Errors should surface as close to the offending code as possible. The typed helpers above enforce shape (list vs. single, element vs. string). For count expectations, pass expect_exactly or assert on the returned list:
# Exactly one match expected; raises on zero or many.
table = h.xpath_element(doc, ".//table")
# Known fixed count.
rows = h.xpath_elements(table, "./tbody/tr", expect_exactly=12)
# Open-ended but must not be empty.
items = h.xpath_elements(doc, ".//h2[text()='The Section']/following-sibling::ul/li")
assert len(items) > 0, items
Use content hashes to flag silent changes
To get a warning when page content changes from a previously hardcoded hash, use h.assert_dom_hash. This catches drift that would otherwise need to be noticed manually: data extracted by hand, or a new section that should trigger a review of the parser. Scope the hash to a specific block of content, not the whole document, so frequently changing parts of the site (headers, footers, ads) do not trigger spurious warnings.

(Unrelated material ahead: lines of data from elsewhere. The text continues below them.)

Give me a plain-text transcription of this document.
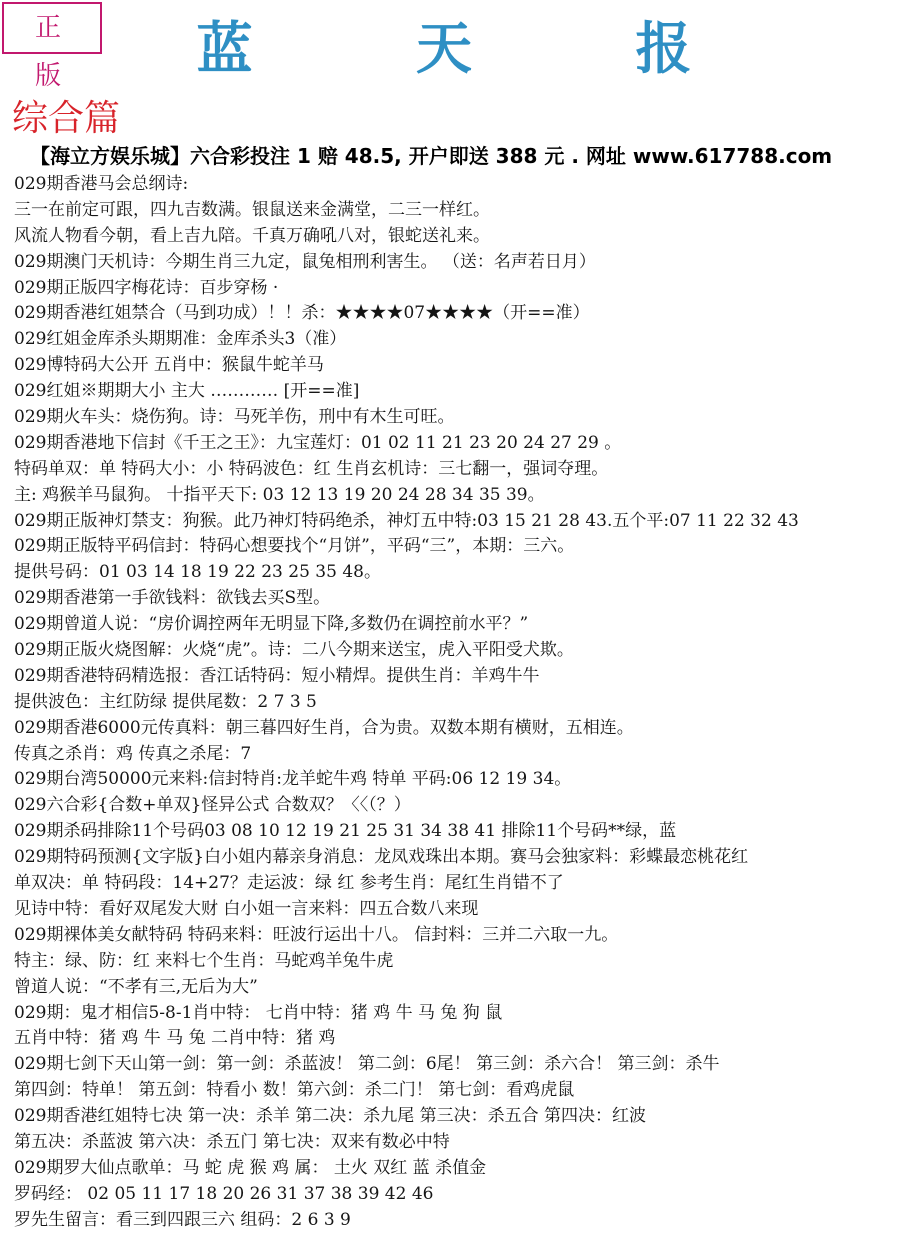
正 版	蓝 天 报
综合篇
【海立方娱乐城】六合彩投注 1 赔 48.5, 开户即送 388 元 . 网址 www.617788.com
029期香港马会总纲诗:
三一在前定可跟，四九吉数满。银鼠送来金满堂，二三一样红。
风流人物看今朝，看上吉九陪。千真万确吼八对，银蛇送礼来。
029期澳门天机诗：今期生肖三九定，鼠兔相刑利害生。 （送：名声若日月）
029期正版四字梅花诗：百步穿杨 ·
029期香港红姐禁合（马到功成）！！杀：★★★★07★★★★（开==准）
029红姐金库杀头期期准：金库杀头3（准）
029博特码大公开 五肖中：猴鼠牛蛇羊马
029红姐※期期大小 主大 ………… [开==准]
029期火车头：烧伤狗。诗：马死羊伤，刑中有木生可旺。
029期香港地下信封《千王之王》：九宝莲灯：01 02 11 21 23 20 24 27 29 。
特码单双：单 特码大小：小 特码波色：红 生肖玄机诗：三七翻一，强词夺理。
主: 鸡猴羊马鼠狗。 十指平天下: 03 12 13 19 20 24 28 34 35 39。
029期正版神灯禁支：狗猴。此乃神灯特码绝杀，神灯五中特:03 15 21 28 43.五个平:07 11 22 32 43
029期正版特平码信封：特码心想要找个“月饼”，平码“三”，本期：三六。
提供号码：01 03 14 18 19 22 23 25 35 48。
029期香港第一手欲钱料：欲钱去买S型。
029期曾道人说：“房价调控两年无明显下降,多数仍在调控前水平？”
029期正版火烧图解：火烧“虎”。诗：二八今期来送宝，虎入平阳受犬欺。
029期香港特码精选报：香江话特码：短小精焊。提供生肖：羊鸡牛牛
提供波色：主红防绿 提供尾数：2 7 3 5
029期香港6000元传真料：朝三暮四好生肖，合为贵。双数本期有横财，五相连。
传真之杀肖：鸡 传真之杀尾：7
029期台湾50000元来料:信封特肖:龙羊蛇牛鸡 特单 平码:06 12 19 34。
029六合彩{合数+单双}怪异公式 合数双？〈〈（？）
029期杀码排除11个号码03 08 10 12 19 21 25 31 34 38 41 排除11个号码**绿，蓝
029期特码预测{文字版}白小姐内幕亲身消息：龙凤戏珠出本期。赛马会独家料：彩蝶最恋桃花红
单双决：单 特码段：14+27？走运波：绿 红 参考生肖：尾红生肖错不了
见诗中特：看好双尾发大财 白小姐一言来料：四五合数八来现
029期裸体美女献特码 特码来料：旺波行运出十八。 信封料：三并二六取一九。
特主：绿、防：红 来料七个生肖：马蛇鸡羊兔牛虎
曾道人说：“不孝有三,无后为大”
029期：鬼才相信5-8-1肖中特： 七肖中特：猪 鸡 牛 马 兔 狗 鼠
五肖中特：猪 鸡 牛 马 兔 二肖中特：猪 鸡
029期七剑下天山第一剑：第一剑：杀蓝波！ 第二剑：6尾！ 第三剑：杀六合！ 第三剑：杀牛
第四剑：特单！ 第五剑：特看小 数！第六剑：杀二门！ 第七剑：看鸡虎鼠
029期香港红姐特七决 第一决：杀羊 第二决：杀九尾 第三决：杀五合 第四决：红波
第五决：杀蓝波 第六决：杀五门 第七决：双来有数必中特
029期罗大仙点歌单：马 蛇 虎 猴 鸡 属： 土火 双红 蓝 杀值金
罗码经： 02 05 11 17 18 20 26 31 37 38 39 42 46
罗先生留言：看三到四跟三六 组码：2 6 3 9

By default, h.assert_dom_hash logs a warning and returns False when the hash does not match, allowing the crawler to continue. Use the return value to log a maintainer-facing message that explains what to recheck before updating the hash:
expected = "30aca6ba4b245649db4bee16e0798d661080bd9a"
if not h.assert_dom_hash(article, expected, text_only=True):
context.log.warning(
"Page hash changed: confirm the referenced lists are still the "
"UNSC Taliban and Al-Qaida lists before updating the hash."
)
Pass text_only=True to ignore markup churn (class renames, added wrappers) and hash only the visible text. Pass raise_exc=True to turn the check into a hard failure when continuing past a change is unacceptable. For checking a whole page by URL rather than a sub-tree, use h.assert_html_url_hash.